Надежда обвела взглядом комнату, продавленный диван, рогожи на полу, взъерошенные патлы Калерии, похожие на горстку сигаретного пепла, поднятого ветром, и вновь опустила глаза к старым резиновым вьетнамкам, в каких и сама прошлёпала всё летнее детство на Клязьме-реке, в дивном городе Вязники.
Судя по бесподобному педикюру, старая гениальная сука Калерия Михайловна Чесменова о смерти совершенно не думала.
Глава 4
Солнечные
полосы и пятна
«…Дня три назад, отпросившись на работе, примчалась из Москвы в деревню на предмет починки отопления.
Ехала ночью, так что глаза продрала чуть не к полудню. Серединки встретили меня хмурым пейзажем: при полном отсутствии ветра тёмные тучи очень близко нависали над землёй, из тумана проступали лишь полосы придорожного леса – как дальний горный хребет. Из окон любимой веранды вид тоже не радовал. Крыша летнего домика, верхушки деревьев упирались в низкое небо, как в грязный потолок. Но я заполучила у Изюма своего Лукича и под рюмочку наливки наблюдала нежную встречу перспективного лабрадора со своим котиком. Как обычно, после долгой разлуки Лукич разваливается на полу, а Пушкин долго и тщательно вылизывает ему морду и грязные уши…
А вчера ночью задул ветер, пошёл снег, и с утра я уселась рассматривать новую картину. Все мои дерева стали одеты в клоунский (или чёрно-белый дизайнерский) наряд: ровно напополам они были припорошены снегом (видимо, ветер дул в одном направлении), и это особенно красиво выглядело на тонких стволах. А по белому лужку сновали чёрно-белые сороки. Они то взлетали, то опять приземлялись и бочком-бочком прыгали по снегу. Чистота, белизна, тишина… Лукич посвистывает резиновой игрушкой, душа распахивается и воспаряет…
А я, Нина, уже мечтаю, как весной посажу на участке косячок рябин: деревца рядышком, напросвет, как улетающий клин. Знаете, в том городке, где я родилась, – Вязники, может, приходилось слышать? – в большом лесопарке, в дальней его части сама собой образовалась рябиновая рощица, точнее, и не роща, а клин. Явление это уникальное, ведь ягоды у рябин тяжёлые, далеко от дерева их не относит. Может, «роза ветров» на этом месте оказалась со сквозняком и ягоды раскидало метров на двести? Не знаю, но страшно любила в детстве там бегать – особенно когда вокруг сам воздух, казалось, пламенел от ягод. Бежишь, бежишь в салюте рябиновых брызг… и вдруг навстречу тебе пацан: чёрные кудри, как на картинах итальянских мастеров, а глаза ошалелые, огромные, синие – сил нет! – и в этих глазах ты сама – рыжая-шальная, в ореоле кипящих рябин.

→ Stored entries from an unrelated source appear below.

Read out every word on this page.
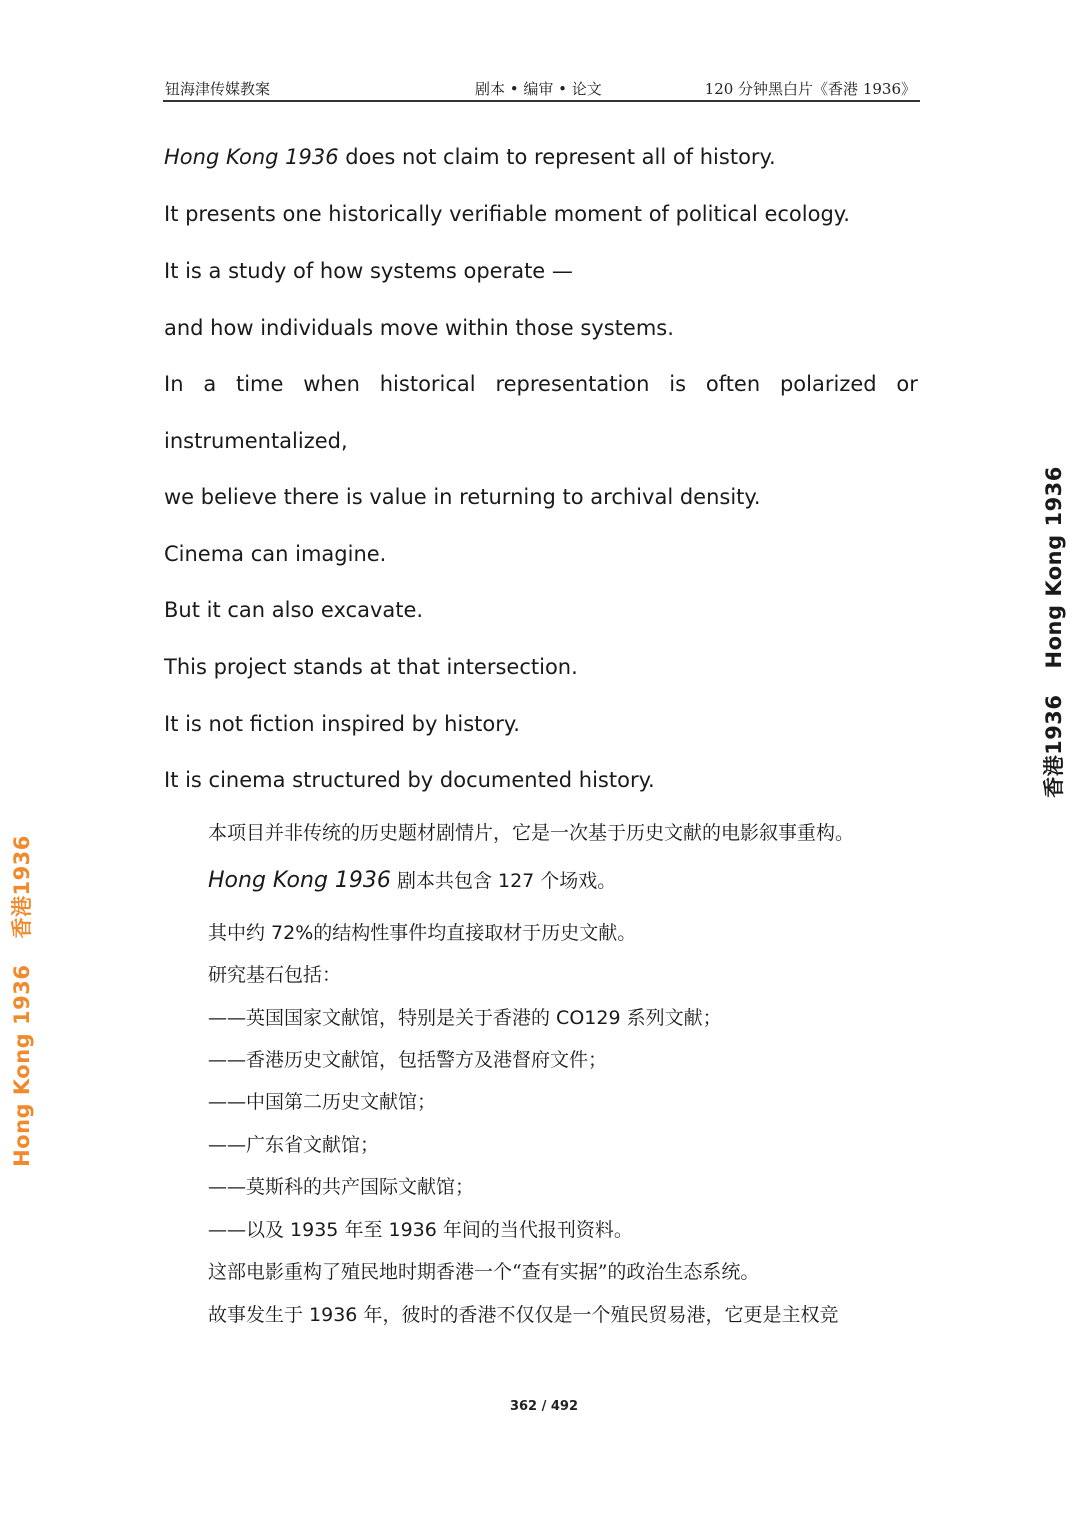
钮海津传媒教案	剧本 • 编审 • 论文	120 分钟黑白片《香港 1936》
Hong Kong 1936 does not claim to represent all of history.
It presents one historically verifiable moment of political ecology.
It is a study of how systems operate —
and how individuals move within those systems.
In a time when historical representation is often polarized or
instrumentalized,
we believe there is value in returning to archival density.
Cinema can imagine.
But it can also excavate.
This project stands at that intersection.
It is not fiction inspired by history.
It is cinema structured by documented history.
本项目并非传统的历史题材剧情片，它是一次基于历史文献的电影叙事重构。
Hong Kong 1936 剧本共包含 127 个场戏。
其中约 72%的结构性事件均直接取材于历史文献。
研究基石包括：
——英国国家文献馆，特别是关于香港的 CO129 系列文献；
——香港历史文献馆，包括警方及港督府文件；
——中国第二历史文献馆；
——广东省文献馆；
——莫斯科的共产国际文献馆；
——以及 1935 年至 1936 年间的当代报刊资料。
这部电影重构了殖民地时期香港一个“查有实据”的政治生态系统。
故事发生于 1936 年，彼时的香港不仅仅是一个殖民贸易港，它更是主权竞
香港1936Hong Kong 1936
Hong Kong 1936香港1936
362 / 492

Ну, ладно… На чём мы там остановились, Нина, – на козах? Это большой эпизод из прошлой и нынешней жизни Изюма. В этой теме масса нюансов, целый взвод блистательных ноу-халяу и густой рой воспоминаний.
«Я вот что понял, – вдруг заявляет он посреди оживлённой беседы на козью тему. – Собаки ссут на колёса машин, потому что знают, что моча их далеко поедет и будет витать над дорогами в разных местностях. Они так территорию свою расширяют. Что ты ржёшь? Это чистая правда, только Интернет эту тему замалчивает…»
Между прочим, идея, что вы напишете книгу, в которой выведете его крупную личность в полный рост, настолько запала в его душу и мысли, что он, во-первых, попытался и сам засесть за воспоминания (накатал целых три абзаца и сник), а затем приволок диктофон, чинно уселся за стол и, отвергнув рюмочку сливянки, стал наговаривать свою жизнь упругим задушевным голосом. Приходит уже третий вечер и говорит, говорит, пока не иссякнет или пока я не погоню его, так как и надоел, и ржать устала, и надо же по дому всяко-разно крутиться.
Кстати, кое-какие эпизоды в его замусоренной и бездельной жизни могли бы вас заинтересовать. Так что, пожалуй, на досуге я кое-что расшифрую и нащёлкаю на компе – вам пригодится. Чего не сделает редактор для творческих нужд «нашего известного автора»! Самое яркое там – лирические отступления, когда с высот собственной великой биографии он спускается в низины презренной жизни и начинает философствовать и раздавать оценки, или припоминает какой-нибудь эпизод, смешной или дикий. Иногда, чтобы спровоцировать его на рассказы, я задаю наводящие вопросы, ссылаясь на вас: мол, Нина спрашивает, что интересного было на твоей памяти в деревенской жизни…
Ой, погодите-ка, есть смешной рассказ об утопленнике. Сейчас перестукаю с диктофона:
«Деревенская жизнь? А что в ней может быть интересного, кроме выпить и зажмуриться?.. Убийство? Нет, убийств не помню, а вот синий лысый мужик однажды выплыл на меня из камышей, я чуть в штаны не навалил. В тумане, блллин-блиновский, подплывает, как баржа́ полузатопленная… Я с тех пор понимаю, почему человека легко убить: люди же цепенеют от страха. Я вот так же оцепенел, когда этот синюшный выплыл.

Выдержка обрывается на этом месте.